When it comes to politics in the music scene of the 21st Century there are not many exponents you can name. The Manic Street Preachers, heirs to The Clash, have left their polemic behind; The Specials came and went again a few years ago; there is quite simply a void where once there was none.

Step forward John Robb and his band, Goldblade. Self-proclaimed as a “Punk rock soul power revolutionary R’n’R combo”, they are quite simply punk for the difficult teen years of this century.

Punk is as punk was; musically simplistic but full of impression and impact. Here you’ll find nothing new. But lyrically, they are current. Robb takes inspiration from the current politicial situation here in the UK and lays it bare for all to hear.

The opening song, This Is War! is one hell of a statement. Not so much a manifesto, it is a left-wing look at how the lay of Britain’s land is right now. Considering that this is the week in which the former Prime Minister Margaret Thatcher died following a stroke, and the news debate is mostly filled with her legacy, then you can see the gestation of this whole album.

Musically speaking the most disappointing song here is Serious Business, a faux-reggae dub mistake in my opinion. Robb’s vocals (not his strongest suit) are unintelligible, and unfortunately the cod-patois opening is laughable. If this song wasn’t on the album, you wouldn’t be thinking it was missing anything, let’s put it that way.

The rest of the album never falls so low.

We’re All In It Together, the video of which you can see here, is another overt attack on the current Government – in the video each member of the band is wearing a David Cameron facemask. Subtlety isn’t the point of The Terror Of Modern Life.

Whilst the subject matter is serious, there is a sense of fun lurking under the rhetoric. Psycho Takes a Holiday takes the pisstake award for the line “Axis of Evil/Psychotic treacle”. I had to go back to the start of the chorus to make sure I hadn’t mis-heard!

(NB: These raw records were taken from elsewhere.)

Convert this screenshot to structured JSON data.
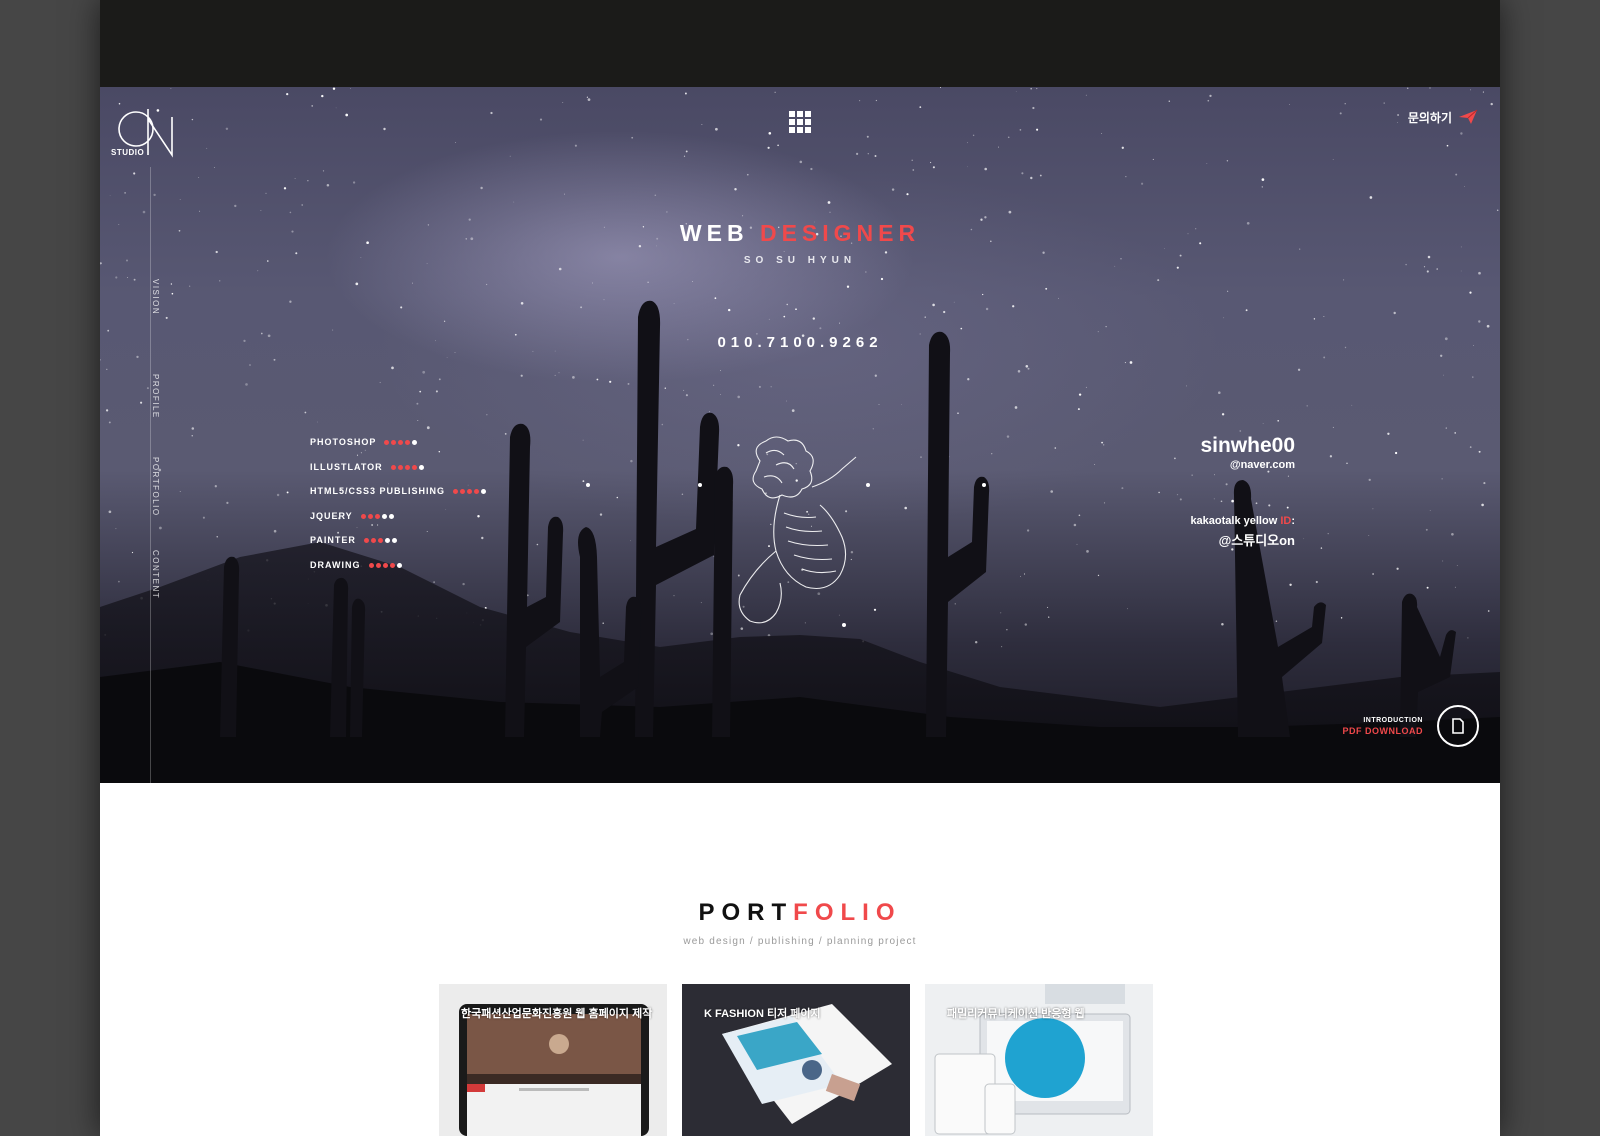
{
  "header": {
    "logo_letters": "ON",
    "logo_text": "STUDIO",
    "contact_label": "문의하기"
  },
  "side_nav": {
    "items": [
      {
        "label": "VISION"
      },
      {
        "label": "PROFILE"
      },
      {
        "label": "PORTFOLIO"
      },
      {
        "label": "CONTENT"
      }
    ]
  },
  "hero": {
    "title_part1": "WEB",
    "title_part2": "DESIGNER",
    "subtitle": "SO SU HYUN",
    "phone": "010.7100.9262",
    "accent_color": "#f0494b"
  },
  "skills": [
    {
      "name": "PHOTOSHOP",
      "level": 4,
      "max": 5
    },
    {
      "name": "ILLUSTLATOR",
      "level": 4,
      "max": 5
    },
    {
      "name": "HTML5/CSS3 PUBLISHING",
      "level": 4,
      "max": 5
    },
    {
      "name": "JQUERY",
      "level": 3,
      "max": 5
    },
    {
      "name": "PAINTER",
      "level": 3,
      "max": 5
    },
    {
      "name": "DRAWING",
      "level": 4,
      "max": 5
    }
  ],
  "contact_info": {
    "email_user": "sinwhe00",
    "email_domain": "@naver.com",
    "kakao_label_prefix": "kakaotalk yellow ",
    "kakao_label_accent": "ID",
    "kakao_label_suffix": ":",
    "kakao_id": "@스튜디오on"
  },
  "pdf": {
    "small_label": "INTRODUCTION",
    "download_label": "PDF DOWNLOAD"
  },
  "portfolio": {
    "title_part1": "PORT",
    "title_part2": "FOLIO",
    "subtitle": "web design / publishing / planning project",
    "cards": [
      {
        "label": "한국패션산업문화진흥원 웹 홈페이지 제작"
      },
      {
        "label": "K FASHION 티저 페이지"
      },
      {
        "label": "패밀리커뮤니케이션 반응형 웹"
      }
    ]
  }
}
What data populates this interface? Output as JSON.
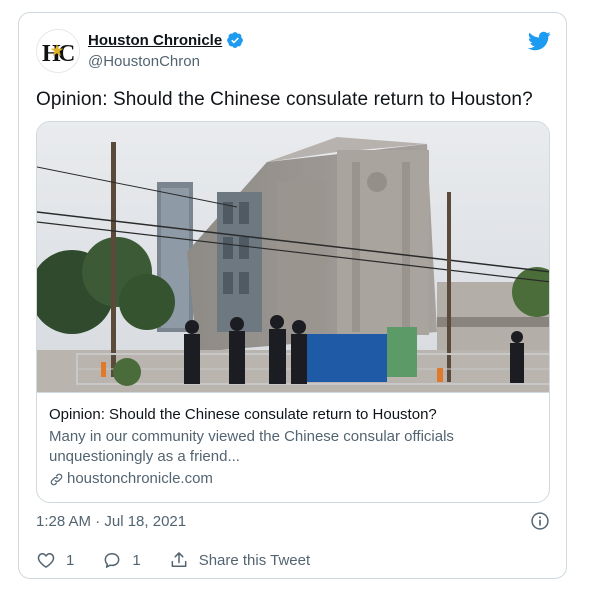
{
  "account": {
    "display_name": "Houston Chronicle",
    "handle": "@HoustonChron",
    "avatar_logo": "HC"
  },
  "tweet": {
    "text": "Opinion: Should the Chinese consulate return to Houston?",
    "timestamp": "1:28 AM · Jul 18, 2021"
  },
  "card": {
    "title": "Opinion: Should the Chinese consulate return to Houston?",
    "description_line1": "Many in our community viewed the Chinese consular officials",
    "description_line2": "unquestioningly as a friend...",
    "domain": "houstonchronicle.com"
  },
  "actions": {
    "like_count": "1",
    "reply_count": "1",
    "share_label": "Share this Tweet"
  },
  "colors": {
    "twitter_blue": "#1d9bf0",
    "secondary_text": "#536471",
    "border": "#cfd9de"
  }
}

There is also a feeling of unease present, even amongst the fun. It took me several listens to figure it out; whilst this is punk, there are times where the path of the music goes off the beaten path. For example My Mind is Like an Atom Bomb speeds up almost imperceptibly after the first chorus.

The end track, which is eponymous, is 8 minutes of venom. A fitting end in my mind.

If there is one more criticism I might make, it is this; the world moves so fast that there is the possibility that in six months time The Terror of Modern Life might be outdated, its message obsolete. Even if this does occur, then at least it stands as a monument against the state of Britain today.

The Terror of Modern Life by Goldblade is released on 20th May on Overground Records.